In reality, I think regeneration from a branch depends on the kind of tree. Is a nonconsensual organizational division between bishops enough to make the kind of break Cyprian describes? In Cyprian's time, a united church did spread its branches across the Mediterranean. But by 1200 AD, either the Catholic church didn't spread its branches over the whole east, and the Orthodox lacked branches in the west.
Unfortunately perhaps, Cyprian's idea of unity seems to focus on one person, the Pope, saying that Christ
"assigns a like power to all the Apostles, yet He founded a single chair, and He established by His own authority a source and an intrinsic reason for that unity. Indeed, the others were that also which Peter was; but a primacy is given to Peter, whereby it is made clear that there is but one Church and one chair... If someone does not hold fast to this unity of Peter, can he imagine that he still holds the faith? If he desert the chair of Peter upon whom the Church was built, can he still be confident that his is in the Church?
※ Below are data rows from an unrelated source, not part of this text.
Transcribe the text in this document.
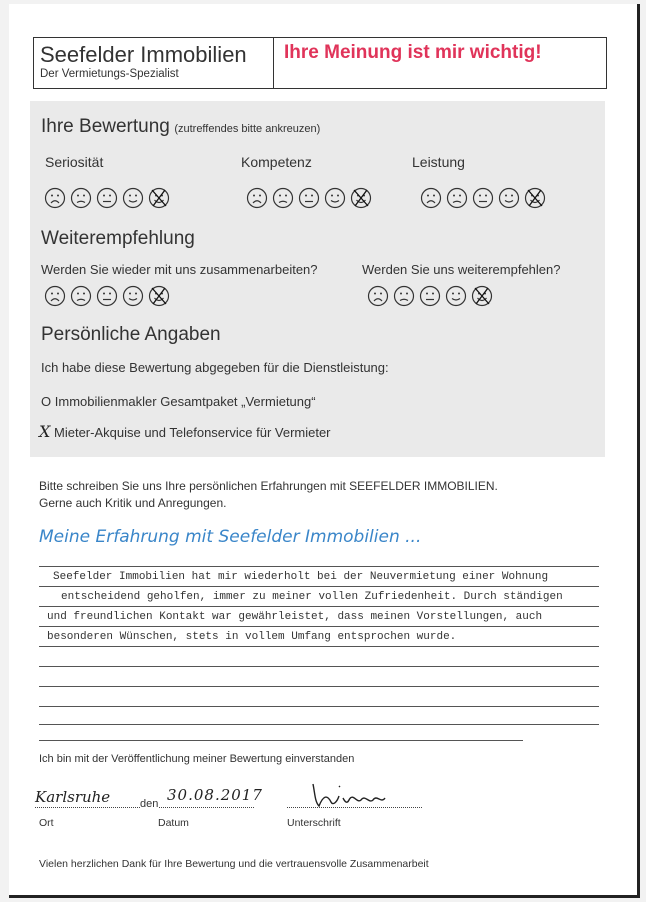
Seefelder Immobilien
Der Vermietungs-Spezialist
Ihre Meinung ist mir wichtig!
Ihre Bewertung (zutreffendes bitte ankreuzen)
Seriosität	Kompetenz	Leistung
Weiterempfehlung
Werden Sie wieder mit uns zusammenarbeiten?	Werden Sie uns weiterempfehlen?
Persönliche Angaben
Ich habe diese Bewertung abgegeben für die Dienstleistung:
O Immobilienmakler Gesamtpaket „Vermietung“
X Mieter-Akquise und Telefonservice für Vermieter
Bitte schreiben Sie uns Ihre persönlichen Erfahrungen mit SEEFELDER IMMOBILIEN.
Gerne auch Kritik und Anregungen.
Meine Erfahrung mit Seefelder Immobilien ...
Seefelder Immobilien hat mir wiederholt bei der Neuvermietung einer Wohnung
entscheidend geholfen, immer zu meiner vollen Zufriedenheit. Durch ständigen
und freundlichen Kontakt war gewährleistet, dass meinen Vorstellungen, auch
besonderen Wünschen, stets in vollem Umfang entsprochen wurde.
Ich bin mit der Veröffentlichung meiner Bewertung einverstanden
Karlsruhe	den 30.08.2017
Ort	Datum	Unterschrift
Vielen herzlichen Dank für Ihre Bewertung und die vertrauensvolle Zusammenarbeit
We have to say that Cyprian did not envision that a future pope would fall into heresy and that the structure of the church would divide. Cyprian would not want either. But once the division occurred, we can speculate that he would say Peter's chair moved, or that it is unoccupied, or that the church structure is now divided between Peter's descendants and the other apostles.
It looks like Cyprian describes the situation, like that in German Lutheran churches I believe, of churches that lack any claim to apostolic succession:
"they who of their own accord, without any divine arrangement... who appoint themselves prelates without any law of ordination, who assume to themselves the name of bishop, although no one gives them the episcopate, whom the Holy Spirit points out in the Psalms as sitting 'in the seat of pestilence.' ... Although there can be no other baptism but one, they think that they can baptize."
Did other ex-Catholic Lutheran priests have a law on ordination and give Luther the episcopate? I could imagine a situation where the bishops were killed or became heretics and priests had to install a new bishop. If Cyprian is talking about German Lutherans, it looks like none of their baptisms are valid and we former Lutherans would need rebaptism. Since the Orthodox church rejects this position, German Lutherans are either part of the church, or their sacrament is valid despite being outside the church.
Further, it is possible that Cyprian held that once bishops received the episcopate, other bishops or higher ones could not remove it from them: “each bishop has the right to think for himself and as he is not accountable to any other, so is no bishop accountable to him." This could suggest bishops wouldn't lose a valid apostolic succesion or fall outside the church based on a purely organizational disagreement with other bishops.Conclusion
In conclusion, if (1)the Church is a visible structure whose spiritual boundaries extend no farther than its coordinated organizational boundaries, (2) its organizational boundaries are defined by its leadership or by Christians' recognition of where those structural boundaries lie, and (3) the church=the body of Christ=the Eucharist, then (4) it's impossible for those outside the church to give or receive the Eucharist.
In that case, what about Christians outside the church who give or receive the Eucharist? Either they would be unknowingly part of the visible church and in disobedience to its leaders and canons, or the Eucharist they receive would be invalid.